Kale fans, pay attention! You'll notice that kale is mentioned first in the title, and that's no mistake. This recipe from Nigella Lawson's How to Eat calls for nearly a bunch of kale per person, which kind of makes the poached egg on top look a little lost. Of course, it's true that the kale is cooked for a few minutes in boiling water, so it does wilt to a more manageable size. Still, if your goal for dinner is to eat as much kale as possible, this is your recipe. Though kale is the most abundant ingredient, it definitely gets some help along the way.
As I'm sure you know, a perfectly poached egg is a powerful thing, and when you mix everything up together, I was pleased to find that the one runny yolk was more than enough to coat the kale. Same thing with the chorizo. Though you may not get a sliver of chorizo with each forkful, since the kale is tossed with its flavorful drippings, each bite has that unmistakable hint of pork and paprika. Depending on your egg poaching skills, this all comes together quickly. If you need help on that front, check out this guide published on this site a few years ago. It worked like a charm.

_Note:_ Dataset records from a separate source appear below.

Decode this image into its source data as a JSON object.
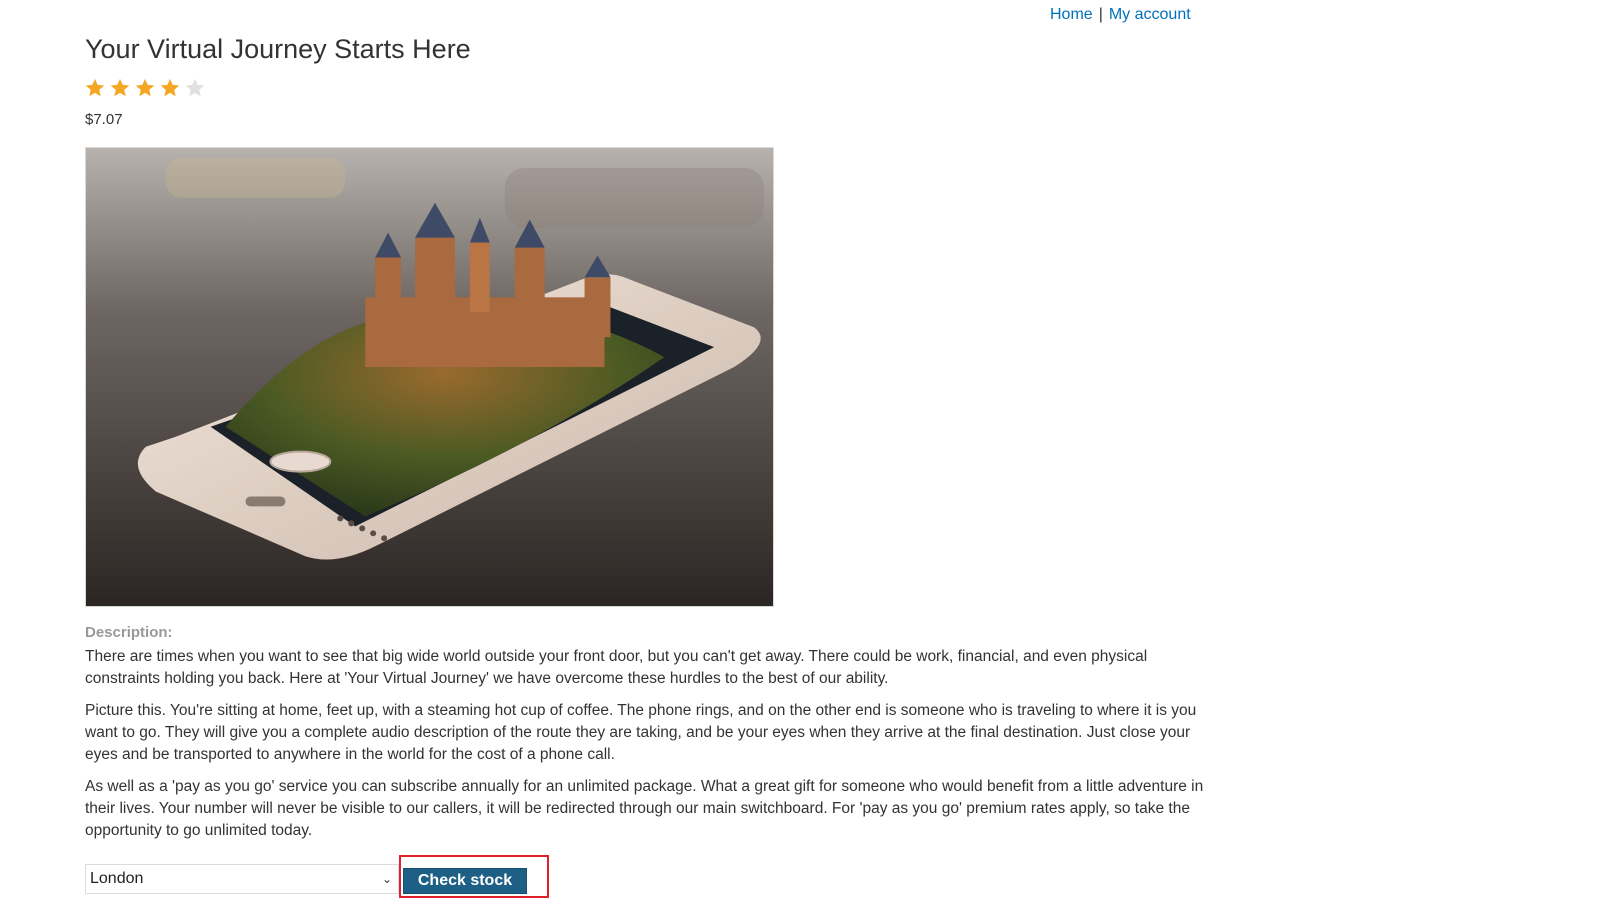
{
  "nav": {
    "home": "Home",
    "separator": "|",
    "account": "My account"
  },
  "product": {
    "title": "Your Virtual Journey Starts Here",
    "rating": 4,
    "rating_max": 5,
    "price": "$7.07",
    "image_subject": "castle-on-smartphone-image"
  },
  "description": {
    "label": "Description:",
    "paragraphs": [
      "There are times when you want to see that big wide world outside your front door, but you can't get away. There could be work, financial, and even physical constraints holding you back. Here at 'Your Virtual Journey' we have overcome these hurdles to the best of our ability.",
      "Picture this. You're sitting at home, feet up, with a steaming hot cup of coffee. The phone rings, and on the other end is someone who is traveling to where it is you want to go. They will give you a complete audio description of the route they are taking, and be your eyes when they arrive at the final destination. Just close your eyes and be transported to anywhere in the world for the cost of a phone call.",
      "As well as a 'pay as you go' service you can subscribe annually for an unlimited package. What a great gift for someone who would benefit from a little adventure in their lives. Your number will never be visible to our callers, it will be redirected through our main switchboard. For 'pay as you go' premium rates apply, so take the opportunity to go unlimited today."
    ]
  },
  "stock": {
    "selected_store": "London",
    "button_label": "Check stock"
  },
  "colors": {
    "link": "#0071bc",
    "star_filled": "#f5a623",
    "star_empty": "#e0e0e0",
    "button": "#1e5f86",
    "highlight": "#e0202a"
  }
}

Adapted from Nigella Lawson's How to Eat
- 12 ounces curly kale, stems removed, roughly chopped
- 2 tablespoons vegetable oil
- 8 ounces dried Spanish chorizo, halved lengthwise, and the sliced crosswise 1/4-inch thick
- 2 eggs
- 2 tablespoons white vinegar
- salt and pepper
Bring a large pot of salted water to a boil. Add the kale and cook until tender but not completely soft, five to seven minutes. Drain in a colander when done. When cool, squeeze out some of the excess water.
Pour the oil into a large skillet set over medium heat. Add the chorizo and cook until it has rendered some of its fat, three to four minutes. Add the kale, season with salt and pepper, and toss well. Cook until the kale is coated in the chorizo drippings and is bright green. Set aside.
For the poached eggs, pour water into a medium-sized saucepan and fill with two to four inches of water. Bring to a bare simmer. Crack each egg into a separate shallow dish. Once tiny little bubbles start to rise from the saucepan, add the white vinegar. Gently slide each egg into the water. If necessary, you can use a spoon to move the whites closer to the yolk. Cook until the whites have completely set, three to four minutes. (This guide has more detailed instructions.)
While the eggs are cooking, divide the kale and chorizo mixture between two plates. When the eggs are finished, remove each with a slotted spoon, letting as much of the water drip off as possible. Top each pile of kale with a poached egg. Season with more salt and pepper to taste. Serve immediately.